Mozilla released three advisories, addressing the issues with Thunderbird 102.6, Firefox ESR 102.6, and Firefox 108. All three of Mozilla’s products are impacted by one of the high-impact vulnerabilities, identified as CVE-2022-46878. According to Mozilla developers, Firefox 107 and Firefox ESR 102.5 both have memory safety issues. These flaws included those that appeared to have memory corruption, and with enough work, some of these could have been made to execute arbitrary code.

Another serious weakness, CVE-2022-46872, which affects the products of all three companies, might allow an attacker to view any file after taking control of a content process. Mozilla did point out that the particular flaw exclusively affects its Linux-only products. Attackers could use other critical flaws identified in the advisory to cause product crashes.

By utilising norm.’s Vulnerability Management and Patching service, software is kept up to date meaning devices are protected against vulnerabilities and exploits such as the above.

Further reading: 

Security Vulnerabilities fixed in Firefox 108 — Mozilla

Mozilla Releases Security Updates for Thunderbird and Firefox | CISA

FortiOS critical vulnerability in SSLVPN component

Last week, norm. sent an out-of-band bulletin direct to our customers regarding a critical SSL-VPN vulnerability in FortiOS devices (CVE-2022-42475). We would like to use this opportunity to provide an update.

The positive news is that no further exploit attempts have been reported according to CISA.

However, there have been additional OS versions identified that are affected by the vulnerability, so if you run any of the versions below, please bring them into scope for patching purposes.
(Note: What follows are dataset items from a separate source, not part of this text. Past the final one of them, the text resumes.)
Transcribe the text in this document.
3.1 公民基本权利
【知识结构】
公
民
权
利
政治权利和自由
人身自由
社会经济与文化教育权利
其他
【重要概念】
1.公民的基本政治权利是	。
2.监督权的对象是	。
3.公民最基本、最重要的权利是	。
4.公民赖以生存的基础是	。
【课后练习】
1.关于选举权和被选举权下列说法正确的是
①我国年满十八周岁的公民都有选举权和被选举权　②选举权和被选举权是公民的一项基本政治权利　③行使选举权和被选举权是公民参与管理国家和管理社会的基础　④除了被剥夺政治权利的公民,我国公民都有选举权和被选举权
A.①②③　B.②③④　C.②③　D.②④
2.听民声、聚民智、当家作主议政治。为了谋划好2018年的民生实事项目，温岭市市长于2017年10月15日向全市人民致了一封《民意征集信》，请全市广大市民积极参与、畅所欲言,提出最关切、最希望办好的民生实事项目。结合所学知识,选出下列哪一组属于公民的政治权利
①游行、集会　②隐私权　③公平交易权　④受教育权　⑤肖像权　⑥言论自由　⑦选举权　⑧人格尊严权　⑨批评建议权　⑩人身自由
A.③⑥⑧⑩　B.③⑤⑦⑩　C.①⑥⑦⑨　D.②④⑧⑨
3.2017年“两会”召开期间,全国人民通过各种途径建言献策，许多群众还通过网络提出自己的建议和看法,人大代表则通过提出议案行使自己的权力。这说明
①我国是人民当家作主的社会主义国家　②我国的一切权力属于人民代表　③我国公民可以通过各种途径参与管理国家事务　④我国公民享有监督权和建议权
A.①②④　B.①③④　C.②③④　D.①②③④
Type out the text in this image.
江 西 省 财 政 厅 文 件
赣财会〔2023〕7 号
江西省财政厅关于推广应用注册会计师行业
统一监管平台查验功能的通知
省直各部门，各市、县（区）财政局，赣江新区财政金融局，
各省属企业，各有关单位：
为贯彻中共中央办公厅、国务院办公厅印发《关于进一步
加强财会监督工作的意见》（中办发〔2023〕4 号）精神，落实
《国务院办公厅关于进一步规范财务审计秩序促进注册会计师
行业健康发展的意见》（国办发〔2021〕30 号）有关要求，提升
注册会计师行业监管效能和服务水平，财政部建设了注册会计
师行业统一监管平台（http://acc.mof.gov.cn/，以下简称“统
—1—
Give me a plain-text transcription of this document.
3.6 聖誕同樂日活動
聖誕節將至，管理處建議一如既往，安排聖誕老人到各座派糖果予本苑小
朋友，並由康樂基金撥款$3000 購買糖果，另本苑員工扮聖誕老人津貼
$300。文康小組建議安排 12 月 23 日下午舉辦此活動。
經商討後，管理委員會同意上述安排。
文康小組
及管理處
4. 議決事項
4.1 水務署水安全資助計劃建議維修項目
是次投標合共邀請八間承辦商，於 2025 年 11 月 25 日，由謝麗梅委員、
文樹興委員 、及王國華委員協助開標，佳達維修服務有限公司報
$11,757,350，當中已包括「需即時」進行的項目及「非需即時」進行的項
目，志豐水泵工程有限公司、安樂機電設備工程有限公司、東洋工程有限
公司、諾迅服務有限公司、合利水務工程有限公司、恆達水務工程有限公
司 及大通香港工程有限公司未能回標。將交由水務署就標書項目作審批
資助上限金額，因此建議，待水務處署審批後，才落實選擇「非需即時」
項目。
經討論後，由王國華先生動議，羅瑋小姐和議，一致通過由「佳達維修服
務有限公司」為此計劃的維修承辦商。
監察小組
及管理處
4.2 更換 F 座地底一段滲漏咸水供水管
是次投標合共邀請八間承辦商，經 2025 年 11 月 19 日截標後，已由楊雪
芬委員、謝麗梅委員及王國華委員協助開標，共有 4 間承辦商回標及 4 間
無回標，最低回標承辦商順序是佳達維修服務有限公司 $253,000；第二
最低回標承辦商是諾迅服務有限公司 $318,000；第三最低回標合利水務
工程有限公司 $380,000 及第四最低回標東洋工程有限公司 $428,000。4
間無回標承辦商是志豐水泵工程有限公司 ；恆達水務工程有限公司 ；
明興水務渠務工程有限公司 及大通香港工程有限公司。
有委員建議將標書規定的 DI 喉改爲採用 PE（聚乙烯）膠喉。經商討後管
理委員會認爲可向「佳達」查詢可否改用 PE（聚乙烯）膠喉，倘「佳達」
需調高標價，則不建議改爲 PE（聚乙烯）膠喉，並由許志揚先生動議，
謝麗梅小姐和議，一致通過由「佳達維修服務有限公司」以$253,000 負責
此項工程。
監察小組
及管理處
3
FortiOS version 6.0.0 through 6.0.15
FortiOS version 5.6.0 through 5.6.14
FortiOS version 5.4.0 through 5.4.13
FortiOS version 5.2.0 through 5.2.15
FortiOS version 5.0.0 through 5.0.14

Please note that the lowest version unaffected by this vulnerability is 6.2.12, with no 5.x.x fix available. Disabling SSL-VPN is still given as a valid workaround, which may be a more suitable short term mitigation for some customers with very old versions while potential upgrade impacts are considered.

Finally, there have been additional Indicators of Compromise identified. norm. has evaluated them and amended our detections accordingly.


Known Exploit Catalogue: Known Exploited Vulnerabilities Catalog | CISA

CVE Reference: NVD – CVE-2022-42475 (

Vendor Advisory: PSIRT Advisories | FortiGuard

Original Discovery: This was discovered by FortiNet on 12 December 2022, potentially following a confirmed exploit attempt

Affected Versions:

FortiOS version 7.2.0 through 7.2.2
FortiOS version 7.0.0 through 7.0.8
FortiOS version 6.4.0 through 6.4.10
FortiOS version 6.2.0 through 6.2.11

FortiOS version 6.0.0 through 6.0.15
FortiOS version 5.6.0 through 5.6.14
FortiOS version 5.4.0 through 5.4.13
FortiOS version 5.2.0 through 5.2.15
FortiOS version 5.0.0 through 5.0.14

FortiOS-6K7K version 7.0.0 through 7.0.7
FortiOS-6K7K version 6.4.0 through 6.4.9
FortiOS-6K7K version 6.2.0 through 6.2.11
FortiOS-6K7K version 6.0.0 through 6.0.14


Upgrade to FortiOS version 7.2.3 or above
Upgrade to FortiOS version 7.0.9 or above
Upgrade to FortiOS version 6.4.11 or above
Upgrade to FortiOS version 6.2.12 or above
Upgrade to FortiOS-6K7K version 7.0.8 or above
Upgrade to FortiOS-6K7K version 6.4.10 or above
Upgrade to FortiOS-6K7K version 6.2.12 or above
Upgrade to FortiOS-6K7K version 6.0.15 or above

Critical remote code execution vulnerability in SPNEGO extended negotiation security mechanism

Last week, norm. sent an out-of-band bulletin direct to our customers regarding a critical vulnerability in SPNEGO NEGOEX (CVE-2022-37958). We would like to use this opportunity to provide an update.

The positive news is that there has been no exploit publicly released yet so there is no evidence of affected systems being exploited.

However, more news sites are picking up on the news and reporting it. Any customers who utilise norm. Vulnerability Management have had a list of any affected assets uploaded to the documents area in smartbloc. LIVE. You can also use the vulnerability section in smartbloc. LIVE for live updates on which assets have been patched.